Vrai ou faux : le contresens vélo est-il une « ineptie » dangereuse, héritée de la majorité socialiste à Paris ?
La question du contresens vélo a récemment été soulevée par Emmanuel Grégoire, le nouveau maire de Paris, suite à une intervention d’un auditeur sur franceinfo qui qualifiait cette initiative de partisane. L’auditeur a lancé : « Il n’y a que les socialistes pour avoir des idées pareilles ! »
Cependant, il est important de clarifier que le principe du contresens vélo ne provient pas d’une initiative locale, mais d’une décision nationale adoptée sous le gouvernement de Nicolas Sarkozy en 2008. Ce dispositif a été instauré par un décret du Premier ministre de l’époque, François Fillon, qui permet aux cyclistes de circuler à contresens dans toutes les rues à sens unique limitées à 30 km/h, sauf exceptions pour des raisons de sécurité.
Avant son adoption généralisée, ce dispositif existait déjà dans certaines villes comme Strasbourg et Grenoble, mais il n’était que peu développé à Paris. Ainsi, le contresens vélo ne peut pas être considéré comme une « idée socialiste ».

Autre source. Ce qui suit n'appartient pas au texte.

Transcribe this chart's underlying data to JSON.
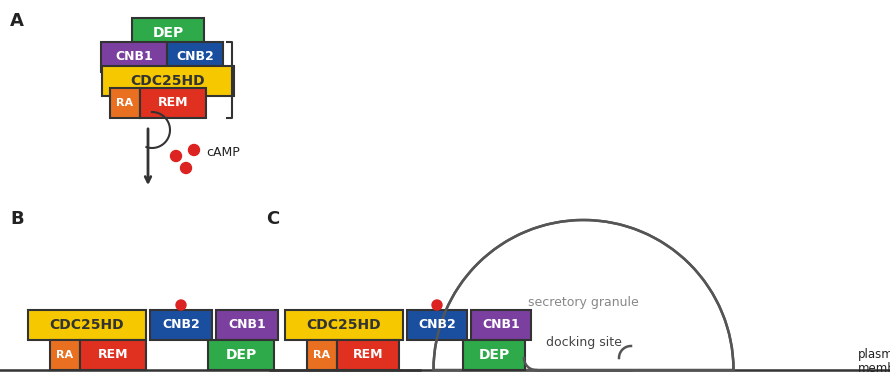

Un faible taux d’accidentologie sur les rues à double sens vélo
Concernant la sécurité, une étude menée à Paris en 2012 a révélé que les accidents sur ces voies à double sens vélo sont peu fréquents. Des données plus récentes, issues d’une analyse portant sur 699 accidents graves sur quatre ans, montrent que 60% des accidents et la moitié des accidents mortels se produisent aux intersections. Les scénarios les plus fréquents impliquent des refus de priorité ou des défauts de perception.
Les autres types d’accidents sont souvent liés à une mauvaise perception entre usagers circulant sur une même voie et dans le même sens. En effet, une voiture peut tourner sans voir un vélo, ce qui peut également se produire à l’entrée d’une voie à sens unique.
Il est à noter que moins de 5% des accidents sont liés à des situations impliquant le contresens vélo, selon le projet COFACY du Cerema.
Face à face, on se voit mieux, on lève le pied !
Malgré son caractère contre-intuitif, le double sens cyclable présente un faible niveau d’accidents graves. Plusieurs explications peuvent être avancées : une meilleure visibilité entre usagers, qui se font face, et une tendance à ralentir ou à se ranger sur le côté, par réflexe de prudence. Automobilistes et cyclistes adoptent alors des comportements plus attentifs. En cas d’ouverture de portière, celle-ci s’ouvre du côté opposé au cycliste circulant à contresens, ce qui limite le risque de chute grave.
Cependant, la prudence reste de mise. Les intersections, les sorties de parking, ainsi que le comportement des piétons, qui peuvent ne regarder que dans un seul sens sur ces voies à sens unique, constituent des points de vigilance importants.